L’INTERCETTAZIONE – L’uccisione di Giovanni Falcone, nella strage di Capaci del 23 maggio 1992, “fu un incidente di lavoro”. A dire queste parole agghiaccianti, senza sapere di essere registrato dalle cimici della Procura di Palermo, Nicosia. L’assistente parlamentare era anche conduttore in tv della trasmissione “Mezz’ora d’aria” e parlava di legalità e diritti, ma dalle intercettazioni degli investigatori usava un altro linguaggio. Come le parole sul giudice Falcone. “E’ stato un incidente sul lavoro”, diceva. Per la procura era in contatto con diversi boss, in virtù del suo ruolo di assistente parlamentare e di direttore dell’Osservatorio internazionale dei diritti umani, onlus che si occupa della difesa dei diritti dei detenuti.

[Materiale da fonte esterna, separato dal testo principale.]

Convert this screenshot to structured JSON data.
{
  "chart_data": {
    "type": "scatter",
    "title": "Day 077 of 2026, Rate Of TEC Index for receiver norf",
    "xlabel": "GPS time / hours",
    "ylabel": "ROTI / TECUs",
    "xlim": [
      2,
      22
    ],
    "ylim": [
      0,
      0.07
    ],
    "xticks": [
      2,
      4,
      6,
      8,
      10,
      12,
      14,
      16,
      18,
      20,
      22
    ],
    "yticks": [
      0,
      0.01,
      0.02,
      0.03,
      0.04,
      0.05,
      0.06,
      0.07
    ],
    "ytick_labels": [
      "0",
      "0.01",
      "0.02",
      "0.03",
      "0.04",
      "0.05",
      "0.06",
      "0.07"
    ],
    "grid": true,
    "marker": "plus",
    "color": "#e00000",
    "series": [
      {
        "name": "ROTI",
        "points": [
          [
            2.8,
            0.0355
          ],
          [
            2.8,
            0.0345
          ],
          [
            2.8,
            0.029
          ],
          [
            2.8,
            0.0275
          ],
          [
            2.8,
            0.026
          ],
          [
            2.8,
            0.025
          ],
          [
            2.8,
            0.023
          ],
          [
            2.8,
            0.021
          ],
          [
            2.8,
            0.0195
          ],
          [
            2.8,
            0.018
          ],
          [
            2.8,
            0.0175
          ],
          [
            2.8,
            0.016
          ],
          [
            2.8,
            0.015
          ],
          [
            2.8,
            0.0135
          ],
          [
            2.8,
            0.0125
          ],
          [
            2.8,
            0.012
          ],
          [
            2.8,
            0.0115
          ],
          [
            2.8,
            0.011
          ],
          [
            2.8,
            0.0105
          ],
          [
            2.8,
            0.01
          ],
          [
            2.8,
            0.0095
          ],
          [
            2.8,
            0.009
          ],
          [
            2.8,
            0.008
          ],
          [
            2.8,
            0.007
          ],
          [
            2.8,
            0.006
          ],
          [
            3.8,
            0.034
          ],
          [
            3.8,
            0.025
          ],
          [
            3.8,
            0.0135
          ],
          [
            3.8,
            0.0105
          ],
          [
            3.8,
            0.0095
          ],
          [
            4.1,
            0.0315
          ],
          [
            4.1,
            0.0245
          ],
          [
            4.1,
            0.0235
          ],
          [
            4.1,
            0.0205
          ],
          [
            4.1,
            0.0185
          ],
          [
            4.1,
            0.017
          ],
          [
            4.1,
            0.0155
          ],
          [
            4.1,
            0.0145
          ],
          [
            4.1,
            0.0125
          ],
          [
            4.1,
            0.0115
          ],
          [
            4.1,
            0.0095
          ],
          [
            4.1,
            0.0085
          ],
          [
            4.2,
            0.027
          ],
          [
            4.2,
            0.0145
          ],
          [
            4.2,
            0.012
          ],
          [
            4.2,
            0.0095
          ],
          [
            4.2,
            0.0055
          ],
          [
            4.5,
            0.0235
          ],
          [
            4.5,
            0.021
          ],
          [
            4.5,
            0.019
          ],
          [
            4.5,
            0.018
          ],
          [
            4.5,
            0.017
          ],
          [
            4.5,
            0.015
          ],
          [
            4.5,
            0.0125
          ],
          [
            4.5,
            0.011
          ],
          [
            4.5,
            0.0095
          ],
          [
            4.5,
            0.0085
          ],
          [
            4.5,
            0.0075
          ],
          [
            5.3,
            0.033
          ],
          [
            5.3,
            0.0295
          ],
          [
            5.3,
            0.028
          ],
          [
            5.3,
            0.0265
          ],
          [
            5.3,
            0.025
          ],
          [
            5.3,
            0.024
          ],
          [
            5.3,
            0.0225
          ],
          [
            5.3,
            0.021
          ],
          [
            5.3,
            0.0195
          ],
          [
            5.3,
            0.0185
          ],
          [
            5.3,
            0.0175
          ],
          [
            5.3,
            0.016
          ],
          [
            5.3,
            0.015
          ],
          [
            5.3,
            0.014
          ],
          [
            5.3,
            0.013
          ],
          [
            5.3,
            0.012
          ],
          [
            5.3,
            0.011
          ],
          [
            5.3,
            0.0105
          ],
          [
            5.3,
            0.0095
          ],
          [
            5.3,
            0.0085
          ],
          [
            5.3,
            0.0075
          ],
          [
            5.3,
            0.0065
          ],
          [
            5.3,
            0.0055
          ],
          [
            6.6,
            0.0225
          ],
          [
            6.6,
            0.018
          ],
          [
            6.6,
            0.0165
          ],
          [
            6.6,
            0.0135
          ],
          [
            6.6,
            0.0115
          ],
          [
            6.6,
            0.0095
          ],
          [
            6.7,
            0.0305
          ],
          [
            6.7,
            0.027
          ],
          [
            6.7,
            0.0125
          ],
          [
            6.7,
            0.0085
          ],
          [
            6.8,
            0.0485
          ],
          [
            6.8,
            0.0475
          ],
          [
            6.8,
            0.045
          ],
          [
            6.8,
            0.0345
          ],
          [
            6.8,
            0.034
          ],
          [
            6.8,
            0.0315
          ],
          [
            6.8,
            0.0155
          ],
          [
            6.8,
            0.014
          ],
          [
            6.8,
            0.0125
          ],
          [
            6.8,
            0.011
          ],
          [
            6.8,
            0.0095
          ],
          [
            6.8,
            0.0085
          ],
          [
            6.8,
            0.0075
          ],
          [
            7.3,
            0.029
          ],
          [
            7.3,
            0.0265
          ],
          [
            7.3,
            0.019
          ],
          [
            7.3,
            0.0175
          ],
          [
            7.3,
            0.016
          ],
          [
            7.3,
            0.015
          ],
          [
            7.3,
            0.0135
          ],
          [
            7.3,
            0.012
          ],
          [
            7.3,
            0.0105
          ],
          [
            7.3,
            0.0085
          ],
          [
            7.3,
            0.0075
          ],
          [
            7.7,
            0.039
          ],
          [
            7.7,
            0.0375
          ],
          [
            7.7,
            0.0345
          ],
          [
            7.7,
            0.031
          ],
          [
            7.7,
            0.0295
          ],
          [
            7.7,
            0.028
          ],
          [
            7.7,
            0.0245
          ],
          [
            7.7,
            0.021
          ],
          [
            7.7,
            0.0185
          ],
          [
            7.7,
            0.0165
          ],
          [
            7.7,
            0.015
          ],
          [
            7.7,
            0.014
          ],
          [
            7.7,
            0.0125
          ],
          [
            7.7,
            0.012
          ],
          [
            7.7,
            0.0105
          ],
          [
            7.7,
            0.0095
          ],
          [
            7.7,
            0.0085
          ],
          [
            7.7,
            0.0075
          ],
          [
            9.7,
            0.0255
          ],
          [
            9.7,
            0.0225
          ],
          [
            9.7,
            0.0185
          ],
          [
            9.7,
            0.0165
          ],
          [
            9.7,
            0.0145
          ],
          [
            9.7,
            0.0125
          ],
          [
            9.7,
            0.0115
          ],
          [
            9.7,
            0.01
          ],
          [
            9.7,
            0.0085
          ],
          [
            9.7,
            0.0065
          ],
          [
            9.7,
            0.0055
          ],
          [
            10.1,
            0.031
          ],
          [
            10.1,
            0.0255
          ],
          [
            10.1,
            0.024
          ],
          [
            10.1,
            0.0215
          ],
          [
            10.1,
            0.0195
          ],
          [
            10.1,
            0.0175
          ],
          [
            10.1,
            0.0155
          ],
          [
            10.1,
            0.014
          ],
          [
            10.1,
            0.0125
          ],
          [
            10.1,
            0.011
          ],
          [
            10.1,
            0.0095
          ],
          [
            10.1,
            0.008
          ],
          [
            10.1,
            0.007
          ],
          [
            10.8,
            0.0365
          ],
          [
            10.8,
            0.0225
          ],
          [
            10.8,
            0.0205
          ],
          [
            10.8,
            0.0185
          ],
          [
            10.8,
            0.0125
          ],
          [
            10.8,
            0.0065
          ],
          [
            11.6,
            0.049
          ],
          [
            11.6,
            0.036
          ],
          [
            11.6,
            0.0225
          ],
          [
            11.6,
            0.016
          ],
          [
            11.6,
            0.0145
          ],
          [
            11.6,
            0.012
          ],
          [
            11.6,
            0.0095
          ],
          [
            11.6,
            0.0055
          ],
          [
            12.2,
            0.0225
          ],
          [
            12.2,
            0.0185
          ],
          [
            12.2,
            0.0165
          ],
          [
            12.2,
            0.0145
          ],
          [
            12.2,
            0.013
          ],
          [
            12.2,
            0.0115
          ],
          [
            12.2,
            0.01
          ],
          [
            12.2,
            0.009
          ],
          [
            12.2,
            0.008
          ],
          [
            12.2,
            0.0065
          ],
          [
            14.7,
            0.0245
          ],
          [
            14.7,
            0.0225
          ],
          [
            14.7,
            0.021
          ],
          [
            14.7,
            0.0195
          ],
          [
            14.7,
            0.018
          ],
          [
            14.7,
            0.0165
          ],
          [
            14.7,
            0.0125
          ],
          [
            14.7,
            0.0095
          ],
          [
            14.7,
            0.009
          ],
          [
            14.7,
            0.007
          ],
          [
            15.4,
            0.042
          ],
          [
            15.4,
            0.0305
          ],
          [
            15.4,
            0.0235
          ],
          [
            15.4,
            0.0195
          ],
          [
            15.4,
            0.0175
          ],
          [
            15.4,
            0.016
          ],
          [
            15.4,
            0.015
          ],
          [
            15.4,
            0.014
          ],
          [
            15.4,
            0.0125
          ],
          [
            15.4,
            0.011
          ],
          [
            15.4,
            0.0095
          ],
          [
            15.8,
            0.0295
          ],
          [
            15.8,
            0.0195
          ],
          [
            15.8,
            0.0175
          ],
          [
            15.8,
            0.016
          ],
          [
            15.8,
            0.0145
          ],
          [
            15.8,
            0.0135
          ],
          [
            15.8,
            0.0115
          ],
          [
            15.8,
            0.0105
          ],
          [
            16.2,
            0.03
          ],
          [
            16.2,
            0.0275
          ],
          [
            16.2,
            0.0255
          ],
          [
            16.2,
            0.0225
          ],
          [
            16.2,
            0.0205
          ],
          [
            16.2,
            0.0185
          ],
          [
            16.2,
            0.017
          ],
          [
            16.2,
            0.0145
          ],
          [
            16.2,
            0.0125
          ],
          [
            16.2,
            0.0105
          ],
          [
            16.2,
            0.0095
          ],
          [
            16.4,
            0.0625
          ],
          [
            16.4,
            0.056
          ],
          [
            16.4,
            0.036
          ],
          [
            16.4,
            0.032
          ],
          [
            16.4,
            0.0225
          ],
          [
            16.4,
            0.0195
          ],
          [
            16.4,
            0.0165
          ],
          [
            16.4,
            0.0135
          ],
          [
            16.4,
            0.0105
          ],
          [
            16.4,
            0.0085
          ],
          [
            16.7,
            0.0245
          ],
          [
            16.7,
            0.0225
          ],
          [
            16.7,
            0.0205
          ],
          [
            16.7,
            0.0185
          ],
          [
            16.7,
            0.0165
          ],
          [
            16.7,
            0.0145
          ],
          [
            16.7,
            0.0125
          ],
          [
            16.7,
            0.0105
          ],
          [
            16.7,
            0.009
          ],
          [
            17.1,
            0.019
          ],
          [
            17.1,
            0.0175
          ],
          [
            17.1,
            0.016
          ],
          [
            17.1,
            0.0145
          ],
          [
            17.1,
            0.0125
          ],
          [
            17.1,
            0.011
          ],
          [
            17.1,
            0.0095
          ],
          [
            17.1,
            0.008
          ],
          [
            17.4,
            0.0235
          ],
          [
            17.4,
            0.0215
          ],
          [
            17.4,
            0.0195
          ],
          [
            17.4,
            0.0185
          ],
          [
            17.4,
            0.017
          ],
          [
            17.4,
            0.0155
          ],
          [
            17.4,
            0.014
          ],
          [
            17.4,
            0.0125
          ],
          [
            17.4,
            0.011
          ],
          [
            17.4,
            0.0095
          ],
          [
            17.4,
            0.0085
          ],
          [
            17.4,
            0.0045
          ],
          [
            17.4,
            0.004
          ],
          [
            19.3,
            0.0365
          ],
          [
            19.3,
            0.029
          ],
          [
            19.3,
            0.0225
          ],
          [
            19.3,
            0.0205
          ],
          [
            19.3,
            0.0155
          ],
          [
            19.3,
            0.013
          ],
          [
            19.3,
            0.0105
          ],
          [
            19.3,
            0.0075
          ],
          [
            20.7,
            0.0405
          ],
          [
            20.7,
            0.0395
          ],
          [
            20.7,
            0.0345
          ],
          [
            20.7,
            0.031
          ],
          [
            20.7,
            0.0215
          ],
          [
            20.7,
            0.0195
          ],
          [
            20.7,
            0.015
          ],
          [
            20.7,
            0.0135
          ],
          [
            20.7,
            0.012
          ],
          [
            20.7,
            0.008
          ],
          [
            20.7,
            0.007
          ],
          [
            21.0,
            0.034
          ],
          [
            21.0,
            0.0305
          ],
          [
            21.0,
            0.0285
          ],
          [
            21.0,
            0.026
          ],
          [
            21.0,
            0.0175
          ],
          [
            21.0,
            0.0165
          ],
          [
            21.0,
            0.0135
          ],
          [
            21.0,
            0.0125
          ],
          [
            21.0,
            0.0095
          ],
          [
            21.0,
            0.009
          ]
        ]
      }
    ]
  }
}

Nel corso delle intercettazioni registrate dagli inquirenti, Antonello Nicosia, avrebbe più volte insultato il giudice Giovanni Falcone. Parole pesanti che sono finite nel fermo che ha portato in carcere altre quattro persone. Accuse al giudice ucciso il 23 maggio 1992 insieme con la moglie Francesca Morvillo e tre uomini della scorta anche sul suo ruolo al Ministero della Giustizia, prima della strage di Capaci. “Più che il magistrato faceva i politico”, diceva senza sapere di essere intercettato.